Different entities may be summarized with a single ICD-10 code, impeding a differentiated analysis of the data provided by the Federal Statistical Office. “J35” is a good example for this problem (see 3.1.2) and may explain the two peaks in the prevalence related to age. “J35” includes “chronic tonsillitis” (ICD-10: J35.0), “hypertrophy of the palatal tonsils” (ICD-10: J35.1), “hypertrophy of the pharyngeal tonsil” (ICD-10: J35.2), “hypertrophy of the palatal tonsils and the pharyngeal tonsil”, and “others”, respectively. The data of all procedures performed on an outpatient are not registered by the Federal Statistical Office or any other institution. This unknown number of procedures was therefore not included in the present study. The concept of interval TE (elective TE after previous transoral incisional drainage) for PTA cannot be decoded because a coherent depiction of the single cases is virtually impossible.

4.7 Summary

The prevalence of chronic diseases of the palatal tonsils as well as the absolute and relative frequency of tonsillectomy has clearly decreased within the investigated time period, predominantly in female patients.
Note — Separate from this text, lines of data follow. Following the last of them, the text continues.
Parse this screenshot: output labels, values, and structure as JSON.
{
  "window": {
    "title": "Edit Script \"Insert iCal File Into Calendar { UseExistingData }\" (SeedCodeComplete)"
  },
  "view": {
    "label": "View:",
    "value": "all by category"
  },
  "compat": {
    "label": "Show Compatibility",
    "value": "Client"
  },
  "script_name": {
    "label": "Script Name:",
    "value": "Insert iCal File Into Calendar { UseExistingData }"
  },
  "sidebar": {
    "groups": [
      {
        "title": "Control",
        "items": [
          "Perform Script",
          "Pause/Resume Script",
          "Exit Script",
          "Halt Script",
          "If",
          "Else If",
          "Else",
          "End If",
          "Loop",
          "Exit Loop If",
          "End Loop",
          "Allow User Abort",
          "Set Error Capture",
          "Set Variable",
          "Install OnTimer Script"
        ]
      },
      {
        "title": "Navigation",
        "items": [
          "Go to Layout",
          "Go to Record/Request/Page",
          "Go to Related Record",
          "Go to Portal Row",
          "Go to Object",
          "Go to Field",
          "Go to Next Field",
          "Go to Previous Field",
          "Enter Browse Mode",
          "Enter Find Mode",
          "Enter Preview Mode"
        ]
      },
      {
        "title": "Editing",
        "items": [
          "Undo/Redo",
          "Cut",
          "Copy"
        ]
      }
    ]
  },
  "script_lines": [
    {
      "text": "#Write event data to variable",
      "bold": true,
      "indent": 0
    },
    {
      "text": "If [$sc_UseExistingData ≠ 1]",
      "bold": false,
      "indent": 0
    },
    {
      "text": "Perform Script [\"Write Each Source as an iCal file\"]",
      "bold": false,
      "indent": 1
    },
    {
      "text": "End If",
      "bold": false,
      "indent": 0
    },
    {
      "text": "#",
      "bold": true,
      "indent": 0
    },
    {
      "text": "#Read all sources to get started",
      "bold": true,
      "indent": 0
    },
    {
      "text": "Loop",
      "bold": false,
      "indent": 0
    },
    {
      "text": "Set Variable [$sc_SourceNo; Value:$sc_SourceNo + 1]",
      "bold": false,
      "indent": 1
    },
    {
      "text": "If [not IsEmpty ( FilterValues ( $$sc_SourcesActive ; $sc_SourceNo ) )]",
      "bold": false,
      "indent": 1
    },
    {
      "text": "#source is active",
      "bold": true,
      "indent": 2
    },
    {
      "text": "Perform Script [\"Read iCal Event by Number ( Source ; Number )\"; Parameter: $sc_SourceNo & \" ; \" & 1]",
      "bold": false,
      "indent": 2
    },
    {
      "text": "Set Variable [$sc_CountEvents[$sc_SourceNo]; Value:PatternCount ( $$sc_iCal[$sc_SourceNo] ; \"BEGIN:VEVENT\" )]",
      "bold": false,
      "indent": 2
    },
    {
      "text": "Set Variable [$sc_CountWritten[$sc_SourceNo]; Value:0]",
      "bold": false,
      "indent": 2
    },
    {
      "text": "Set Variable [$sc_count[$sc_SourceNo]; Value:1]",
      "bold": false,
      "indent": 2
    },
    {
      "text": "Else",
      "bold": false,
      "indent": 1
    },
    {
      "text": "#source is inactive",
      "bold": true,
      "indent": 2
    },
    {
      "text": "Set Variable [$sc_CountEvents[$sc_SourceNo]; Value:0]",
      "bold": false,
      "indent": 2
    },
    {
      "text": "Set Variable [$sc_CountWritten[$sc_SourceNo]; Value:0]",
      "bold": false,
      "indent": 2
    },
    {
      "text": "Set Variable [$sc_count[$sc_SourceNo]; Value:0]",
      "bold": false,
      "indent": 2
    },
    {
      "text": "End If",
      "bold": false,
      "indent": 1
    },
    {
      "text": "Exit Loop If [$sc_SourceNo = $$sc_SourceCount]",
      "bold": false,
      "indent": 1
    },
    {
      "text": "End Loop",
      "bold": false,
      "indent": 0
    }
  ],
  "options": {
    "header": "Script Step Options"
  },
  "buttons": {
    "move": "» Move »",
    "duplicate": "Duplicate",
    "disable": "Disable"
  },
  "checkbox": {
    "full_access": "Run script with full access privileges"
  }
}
In contrast, the number of TOTOs has increased continually, particularly in in male patients. Numbers and rates of different treatment modalities for PTA have not considerably changed. However, it appears as if incision and drainage has become a more popular intervention but abscesstonsillectomy clearly prevails. Regardless the indication for surgery, bleeding complications had occurred preferably in male patients, especially in adolescents and young adults.

Notes

Competing interests

The author declares that he has no competing interests.